In four days I marry. A day I never thought would come. I have spent so many years alone, I had begun to accepted the fact I would always be alone. I am 38, no spring chicken although I do look young for my age, have never been married, no children, no animals, never owned my own property and so my list grows. He is 59, this is his 3rd marriage, has 5 children one of whom is my age, two gorgeous grandchildren and one more shortly on the way, his own house, has had pets and that is but the start of the list.
I frequently look at the situation and wonder how in life this will ever come together. We just seem to have come together, literally fallen into things from two totally different periods. Yet we couldn’t be more ready to be together.
It is all so different but so intensely the same.
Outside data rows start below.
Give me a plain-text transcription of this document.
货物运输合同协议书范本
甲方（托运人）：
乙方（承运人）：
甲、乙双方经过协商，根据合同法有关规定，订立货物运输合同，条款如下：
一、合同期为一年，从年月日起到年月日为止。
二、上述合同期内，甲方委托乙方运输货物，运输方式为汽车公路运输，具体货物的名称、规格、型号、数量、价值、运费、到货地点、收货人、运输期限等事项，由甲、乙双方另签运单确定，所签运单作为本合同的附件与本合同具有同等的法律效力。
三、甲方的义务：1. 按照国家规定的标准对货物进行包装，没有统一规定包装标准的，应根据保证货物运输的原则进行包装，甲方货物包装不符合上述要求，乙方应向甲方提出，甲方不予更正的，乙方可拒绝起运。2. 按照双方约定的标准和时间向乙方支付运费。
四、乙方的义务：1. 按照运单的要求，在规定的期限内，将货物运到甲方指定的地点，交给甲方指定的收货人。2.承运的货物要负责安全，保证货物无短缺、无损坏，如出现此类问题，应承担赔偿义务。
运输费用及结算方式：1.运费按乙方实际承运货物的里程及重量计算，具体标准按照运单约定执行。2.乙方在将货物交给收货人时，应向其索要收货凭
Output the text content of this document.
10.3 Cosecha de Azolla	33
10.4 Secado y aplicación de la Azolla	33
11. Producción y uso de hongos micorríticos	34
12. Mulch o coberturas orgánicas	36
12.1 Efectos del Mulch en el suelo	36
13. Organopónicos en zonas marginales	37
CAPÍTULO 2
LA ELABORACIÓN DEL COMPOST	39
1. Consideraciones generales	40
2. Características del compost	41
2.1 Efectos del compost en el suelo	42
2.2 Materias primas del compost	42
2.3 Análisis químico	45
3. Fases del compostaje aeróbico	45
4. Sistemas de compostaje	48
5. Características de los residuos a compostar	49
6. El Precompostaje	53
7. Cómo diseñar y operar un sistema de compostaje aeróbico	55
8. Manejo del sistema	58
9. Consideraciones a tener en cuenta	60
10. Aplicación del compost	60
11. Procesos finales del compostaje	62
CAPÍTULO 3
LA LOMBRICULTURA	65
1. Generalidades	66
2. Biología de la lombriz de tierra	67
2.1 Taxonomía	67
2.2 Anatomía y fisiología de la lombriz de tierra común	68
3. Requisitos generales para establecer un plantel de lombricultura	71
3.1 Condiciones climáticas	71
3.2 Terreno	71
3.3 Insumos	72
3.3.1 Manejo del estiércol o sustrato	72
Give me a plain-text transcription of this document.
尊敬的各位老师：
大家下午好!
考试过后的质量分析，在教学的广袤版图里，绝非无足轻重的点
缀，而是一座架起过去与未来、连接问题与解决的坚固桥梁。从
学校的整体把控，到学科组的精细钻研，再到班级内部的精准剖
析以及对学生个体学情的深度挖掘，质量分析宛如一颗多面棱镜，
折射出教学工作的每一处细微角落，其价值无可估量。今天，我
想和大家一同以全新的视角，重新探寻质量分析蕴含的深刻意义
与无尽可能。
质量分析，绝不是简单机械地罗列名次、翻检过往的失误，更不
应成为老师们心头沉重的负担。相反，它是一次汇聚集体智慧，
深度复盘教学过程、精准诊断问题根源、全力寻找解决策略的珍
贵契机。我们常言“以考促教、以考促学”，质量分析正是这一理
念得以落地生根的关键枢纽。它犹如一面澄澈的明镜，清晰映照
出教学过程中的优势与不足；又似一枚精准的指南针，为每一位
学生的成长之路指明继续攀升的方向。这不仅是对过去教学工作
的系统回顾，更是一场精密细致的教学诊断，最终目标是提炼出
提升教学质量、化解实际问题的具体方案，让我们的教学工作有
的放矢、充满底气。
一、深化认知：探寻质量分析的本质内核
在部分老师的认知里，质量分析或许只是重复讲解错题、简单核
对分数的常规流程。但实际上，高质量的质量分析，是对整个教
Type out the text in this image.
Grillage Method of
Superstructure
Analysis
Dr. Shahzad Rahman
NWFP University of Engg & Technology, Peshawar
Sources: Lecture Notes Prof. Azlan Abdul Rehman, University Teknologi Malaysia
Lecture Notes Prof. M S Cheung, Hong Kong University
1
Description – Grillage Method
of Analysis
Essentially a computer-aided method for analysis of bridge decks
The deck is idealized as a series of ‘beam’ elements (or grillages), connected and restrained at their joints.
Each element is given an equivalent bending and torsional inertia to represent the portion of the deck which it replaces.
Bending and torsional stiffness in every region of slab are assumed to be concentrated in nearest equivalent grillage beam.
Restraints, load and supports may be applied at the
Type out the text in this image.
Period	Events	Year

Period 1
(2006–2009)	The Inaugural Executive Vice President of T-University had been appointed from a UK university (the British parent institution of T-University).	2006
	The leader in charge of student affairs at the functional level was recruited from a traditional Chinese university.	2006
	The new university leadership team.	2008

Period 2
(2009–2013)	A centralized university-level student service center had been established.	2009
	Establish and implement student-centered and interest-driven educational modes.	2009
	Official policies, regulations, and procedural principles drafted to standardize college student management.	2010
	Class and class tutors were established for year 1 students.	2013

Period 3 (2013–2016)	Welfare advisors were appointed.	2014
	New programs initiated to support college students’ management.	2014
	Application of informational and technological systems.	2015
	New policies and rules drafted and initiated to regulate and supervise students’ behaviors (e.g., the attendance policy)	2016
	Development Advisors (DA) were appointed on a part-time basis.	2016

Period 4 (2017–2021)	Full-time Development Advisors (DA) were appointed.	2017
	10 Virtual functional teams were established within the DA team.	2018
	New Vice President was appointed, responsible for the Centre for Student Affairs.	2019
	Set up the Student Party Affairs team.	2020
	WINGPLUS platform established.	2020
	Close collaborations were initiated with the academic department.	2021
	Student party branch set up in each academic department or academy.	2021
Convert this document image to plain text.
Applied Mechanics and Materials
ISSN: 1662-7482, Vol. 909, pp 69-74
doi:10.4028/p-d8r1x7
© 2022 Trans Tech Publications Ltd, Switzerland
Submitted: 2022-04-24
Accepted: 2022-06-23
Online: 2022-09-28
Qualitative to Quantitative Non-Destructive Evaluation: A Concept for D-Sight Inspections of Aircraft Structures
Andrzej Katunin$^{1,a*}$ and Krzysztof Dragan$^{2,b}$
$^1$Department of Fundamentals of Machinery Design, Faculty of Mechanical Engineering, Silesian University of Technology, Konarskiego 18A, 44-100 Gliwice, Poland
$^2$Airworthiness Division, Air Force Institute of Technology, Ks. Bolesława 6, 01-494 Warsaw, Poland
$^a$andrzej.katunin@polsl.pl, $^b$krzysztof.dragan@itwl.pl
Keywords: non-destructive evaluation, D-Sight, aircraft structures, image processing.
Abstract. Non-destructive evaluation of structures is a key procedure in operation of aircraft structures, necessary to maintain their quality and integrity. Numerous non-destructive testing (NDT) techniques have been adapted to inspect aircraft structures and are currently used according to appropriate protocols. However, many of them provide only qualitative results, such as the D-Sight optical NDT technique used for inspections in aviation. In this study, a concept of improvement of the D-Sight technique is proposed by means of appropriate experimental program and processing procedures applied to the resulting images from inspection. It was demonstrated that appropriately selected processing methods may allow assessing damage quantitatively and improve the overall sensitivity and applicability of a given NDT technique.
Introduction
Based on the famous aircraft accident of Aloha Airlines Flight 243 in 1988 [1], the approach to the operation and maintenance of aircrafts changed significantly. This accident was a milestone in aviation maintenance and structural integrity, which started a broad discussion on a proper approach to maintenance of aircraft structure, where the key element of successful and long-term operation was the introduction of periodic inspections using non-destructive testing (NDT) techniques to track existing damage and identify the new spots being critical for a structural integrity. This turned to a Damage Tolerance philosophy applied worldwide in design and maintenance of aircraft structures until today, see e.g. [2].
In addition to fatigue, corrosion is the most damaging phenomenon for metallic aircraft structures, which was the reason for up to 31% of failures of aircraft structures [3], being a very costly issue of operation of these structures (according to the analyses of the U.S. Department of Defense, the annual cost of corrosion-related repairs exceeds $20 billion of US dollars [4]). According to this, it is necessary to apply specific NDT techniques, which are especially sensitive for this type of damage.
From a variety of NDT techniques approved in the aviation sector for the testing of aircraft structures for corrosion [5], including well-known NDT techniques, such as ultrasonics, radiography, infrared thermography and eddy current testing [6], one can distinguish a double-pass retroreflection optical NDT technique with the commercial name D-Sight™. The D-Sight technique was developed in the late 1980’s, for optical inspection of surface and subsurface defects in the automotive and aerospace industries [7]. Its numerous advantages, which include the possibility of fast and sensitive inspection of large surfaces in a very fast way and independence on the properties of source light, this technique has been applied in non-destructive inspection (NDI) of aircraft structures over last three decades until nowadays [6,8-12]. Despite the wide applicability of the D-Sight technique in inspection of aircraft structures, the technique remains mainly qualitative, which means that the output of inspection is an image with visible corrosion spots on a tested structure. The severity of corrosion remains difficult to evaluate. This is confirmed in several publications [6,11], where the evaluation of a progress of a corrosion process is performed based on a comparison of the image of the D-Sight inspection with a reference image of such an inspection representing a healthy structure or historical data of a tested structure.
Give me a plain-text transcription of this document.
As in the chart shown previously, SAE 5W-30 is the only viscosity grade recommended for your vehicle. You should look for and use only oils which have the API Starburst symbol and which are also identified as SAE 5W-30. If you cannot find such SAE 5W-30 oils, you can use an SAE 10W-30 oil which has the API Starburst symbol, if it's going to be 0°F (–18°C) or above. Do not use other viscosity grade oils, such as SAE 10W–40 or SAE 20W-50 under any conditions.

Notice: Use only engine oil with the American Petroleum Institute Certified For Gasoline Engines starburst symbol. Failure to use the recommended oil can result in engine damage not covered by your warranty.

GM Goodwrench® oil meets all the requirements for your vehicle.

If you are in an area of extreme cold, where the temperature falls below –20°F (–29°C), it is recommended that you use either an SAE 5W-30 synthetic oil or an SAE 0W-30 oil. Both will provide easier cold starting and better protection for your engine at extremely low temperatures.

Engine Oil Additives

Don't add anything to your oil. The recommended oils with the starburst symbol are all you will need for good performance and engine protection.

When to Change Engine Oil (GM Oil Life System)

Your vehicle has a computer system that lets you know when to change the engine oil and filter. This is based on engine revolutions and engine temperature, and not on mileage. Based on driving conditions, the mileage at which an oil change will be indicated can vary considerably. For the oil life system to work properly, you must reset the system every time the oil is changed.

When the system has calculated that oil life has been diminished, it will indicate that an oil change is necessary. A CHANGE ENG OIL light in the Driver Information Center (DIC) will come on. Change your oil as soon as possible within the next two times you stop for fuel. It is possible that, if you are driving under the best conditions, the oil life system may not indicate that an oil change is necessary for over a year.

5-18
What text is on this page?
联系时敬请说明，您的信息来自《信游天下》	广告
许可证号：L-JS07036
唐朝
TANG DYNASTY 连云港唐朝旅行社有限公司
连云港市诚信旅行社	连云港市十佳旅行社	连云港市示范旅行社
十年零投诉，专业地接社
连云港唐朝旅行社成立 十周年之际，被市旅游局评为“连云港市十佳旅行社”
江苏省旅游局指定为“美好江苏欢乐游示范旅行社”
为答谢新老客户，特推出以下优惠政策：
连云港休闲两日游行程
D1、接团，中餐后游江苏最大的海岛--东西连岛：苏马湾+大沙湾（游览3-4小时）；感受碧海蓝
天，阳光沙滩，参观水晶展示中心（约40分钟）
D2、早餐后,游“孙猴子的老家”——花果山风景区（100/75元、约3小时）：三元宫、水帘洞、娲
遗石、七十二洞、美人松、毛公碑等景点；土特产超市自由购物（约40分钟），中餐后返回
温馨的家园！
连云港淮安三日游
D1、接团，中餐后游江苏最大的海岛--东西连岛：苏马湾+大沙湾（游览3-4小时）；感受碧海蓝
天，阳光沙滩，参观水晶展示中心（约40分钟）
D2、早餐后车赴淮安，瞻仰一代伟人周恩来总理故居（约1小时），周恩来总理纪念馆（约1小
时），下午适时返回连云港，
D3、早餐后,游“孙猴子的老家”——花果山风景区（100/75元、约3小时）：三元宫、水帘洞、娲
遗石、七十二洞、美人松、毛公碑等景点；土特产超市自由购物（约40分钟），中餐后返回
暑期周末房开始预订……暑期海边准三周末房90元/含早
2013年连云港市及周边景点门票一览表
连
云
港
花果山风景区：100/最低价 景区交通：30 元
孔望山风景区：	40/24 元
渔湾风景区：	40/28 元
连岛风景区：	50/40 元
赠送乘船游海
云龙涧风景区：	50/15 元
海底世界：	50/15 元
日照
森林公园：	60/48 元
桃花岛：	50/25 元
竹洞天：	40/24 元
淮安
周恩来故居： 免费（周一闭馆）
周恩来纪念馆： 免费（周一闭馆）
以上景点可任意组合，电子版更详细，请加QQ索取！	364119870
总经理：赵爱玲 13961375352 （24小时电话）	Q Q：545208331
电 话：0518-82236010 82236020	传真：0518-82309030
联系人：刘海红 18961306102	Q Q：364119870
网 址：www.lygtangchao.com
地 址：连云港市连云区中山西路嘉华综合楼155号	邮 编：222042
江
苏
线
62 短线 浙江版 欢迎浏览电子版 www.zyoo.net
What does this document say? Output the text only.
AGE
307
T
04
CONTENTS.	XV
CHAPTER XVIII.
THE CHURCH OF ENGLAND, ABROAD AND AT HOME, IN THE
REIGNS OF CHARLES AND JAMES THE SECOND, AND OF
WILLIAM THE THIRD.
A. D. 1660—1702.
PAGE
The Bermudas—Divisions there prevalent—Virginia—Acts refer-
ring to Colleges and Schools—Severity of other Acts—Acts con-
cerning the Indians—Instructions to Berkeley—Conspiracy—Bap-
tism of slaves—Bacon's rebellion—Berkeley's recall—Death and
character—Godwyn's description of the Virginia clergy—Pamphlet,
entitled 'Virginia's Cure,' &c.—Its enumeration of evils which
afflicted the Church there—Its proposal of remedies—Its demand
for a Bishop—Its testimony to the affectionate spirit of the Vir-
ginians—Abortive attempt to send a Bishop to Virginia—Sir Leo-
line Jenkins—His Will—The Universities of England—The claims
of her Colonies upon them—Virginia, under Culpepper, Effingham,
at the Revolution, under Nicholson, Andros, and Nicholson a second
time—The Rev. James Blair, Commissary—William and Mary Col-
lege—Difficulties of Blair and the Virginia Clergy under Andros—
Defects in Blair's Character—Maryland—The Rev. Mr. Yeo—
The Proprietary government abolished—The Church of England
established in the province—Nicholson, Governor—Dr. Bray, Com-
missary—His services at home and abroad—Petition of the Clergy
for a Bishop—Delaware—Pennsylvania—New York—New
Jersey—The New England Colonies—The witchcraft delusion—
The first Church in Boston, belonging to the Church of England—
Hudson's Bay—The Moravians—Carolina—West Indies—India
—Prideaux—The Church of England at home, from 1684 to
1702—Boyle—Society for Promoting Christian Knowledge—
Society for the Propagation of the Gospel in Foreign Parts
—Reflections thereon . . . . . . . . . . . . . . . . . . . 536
Our lives up until now could not be any more different. Our experiences, worlds apart. Our outlook and approach to life are the same. I couldn’t have asked for anyone more perfect.
We don’t always listen to each other but we do hear each other. He totally understands me even when I am convinced he can’t. We don’t always agree, we do get upset with each other yet but somehow he always just seems to know.
I have always wanted run when situations got heated, uncomfortable or tense. When I mean run; I mean run away, change countries, new town, different city, a clean start. I used to think that was the best way to solve things but I see now it was the easy way out and the cowards solution to a problem. That was gut telling me I was not in the right place and there was someone better for me and who truly wanted me.
My biggest lesson in the past year has been to realize that to have the most amazing relationship does not mean it has to be perfect. It is important to disagree, argue and to be upset it is all apart of growing up.
Remember one thing; always listen to the other side of the story, learn from it. Everyone has demons from other relationships and experiences. Each with their own triggers and reasons. Don’t fight them, accept them. Allow them to surface and learn from them together. This is all apart of getting of getting to know each other and growing together. Allow the previous wounds to heal. Understanding yourown and our partners hidden wounds. Without understanding and compassion these demons can become dangerous.
It is all about loving for him for who he is. All the imperfections and hidden demons. Accept them. Previous experiences have taught him valuable lessons about what he wants and how he wants to be treated. This is a continual topic of conversation between us. We continually talk about all of this. It is so important to us to be open and to share our darkest parts. Trust him to want to put a band on all your wounds and kiss them better.
He is my other half. The scab to my wounds.
I have always wondered how I would know if I had met ‘MYIT’ or not, but I just knew.
I could never have imagined being so intensely connected with someone.
Always be open. Be honest. Listen but even more importantly hear. Acknowledge. Then lastly use it grow strong together.